New homes that meet the net-zero water
criteria are few and far between. One, a prototype modular home,
designed with a breezeway canopy to collect more than 17,000 gallons of water
Austin, Texas. The water is treated and stored in tanks under a deck. Rainwater supplies all the potable
needs of the home – drinking, bathing, clothes, and dish washing --
although the home will still be connected to the municipal water supply for
backup. A system recycles and filters greywater from the bathroom sink, shower,
and clothes washer to water the lawn and garden.

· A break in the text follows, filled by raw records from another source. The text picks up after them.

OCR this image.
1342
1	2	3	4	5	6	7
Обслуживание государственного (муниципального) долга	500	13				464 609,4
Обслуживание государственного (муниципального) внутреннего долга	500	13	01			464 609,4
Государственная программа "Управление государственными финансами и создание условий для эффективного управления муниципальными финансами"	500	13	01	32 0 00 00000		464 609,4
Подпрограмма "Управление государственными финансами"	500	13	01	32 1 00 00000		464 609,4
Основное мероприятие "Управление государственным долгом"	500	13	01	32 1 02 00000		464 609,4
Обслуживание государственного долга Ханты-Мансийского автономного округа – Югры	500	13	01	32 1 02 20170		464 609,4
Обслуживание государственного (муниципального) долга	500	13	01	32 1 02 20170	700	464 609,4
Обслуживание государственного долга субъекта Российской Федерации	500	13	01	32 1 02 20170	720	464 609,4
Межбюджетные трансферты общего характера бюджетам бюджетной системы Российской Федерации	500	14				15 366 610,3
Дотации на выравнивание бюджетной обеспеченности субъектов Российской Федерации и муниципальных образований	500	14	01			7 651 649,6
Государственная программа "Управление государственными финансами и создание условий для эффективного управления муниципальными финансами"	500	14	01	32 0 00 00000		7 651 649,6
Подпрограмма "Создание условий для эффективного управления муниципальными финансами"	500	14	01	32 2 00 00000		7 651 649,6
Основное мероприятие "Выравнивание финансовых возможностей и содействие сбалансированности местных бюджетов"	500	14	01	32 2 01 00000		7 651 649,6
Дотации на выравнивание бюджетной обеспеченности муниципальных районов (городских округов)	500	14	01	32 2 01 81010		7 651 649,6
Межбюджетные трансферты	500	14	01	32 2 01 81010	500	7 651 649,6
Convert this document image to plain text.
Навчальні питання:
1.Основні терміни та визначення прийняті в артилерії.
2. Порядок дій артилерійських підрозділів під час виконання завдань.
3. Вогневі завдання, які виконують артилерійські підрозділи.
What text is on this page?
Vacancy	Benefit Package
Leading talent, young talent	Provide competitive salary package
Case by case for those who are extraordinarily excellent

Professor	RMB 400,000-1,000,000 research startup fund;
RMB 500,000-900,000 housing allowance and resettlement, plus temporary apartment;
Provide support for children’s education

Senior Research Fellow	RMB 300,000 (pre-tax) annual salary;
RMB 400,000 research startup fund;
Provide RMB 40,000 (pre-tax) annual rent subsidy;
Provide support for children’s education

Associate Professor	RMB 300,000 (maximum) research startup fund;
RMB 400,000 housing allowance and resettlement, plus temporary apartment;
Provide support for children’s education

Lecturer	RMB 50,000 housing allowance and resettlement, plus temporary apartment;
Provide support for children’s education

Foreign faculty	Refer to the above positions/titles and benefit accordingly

More net-zero water homes are likely to
appear on the national radar in coming years due to the emergence of a rigorous
new certification program, the Living Building Challenge. Unlike green
building programs that try to minimize a home’s environment impact, the Living
Building Challenge seeks to eliminate it altogether. To earn a certificate,
homes must be net-zero in their use of energy and water. Certification is tough because it requires a year’s worth of
real data, as opposed to a design computation. Researchers working on the
demonstration homes in West Lafayette and Ann Arbor have adopted Living
Building Challenge certification as a project goal.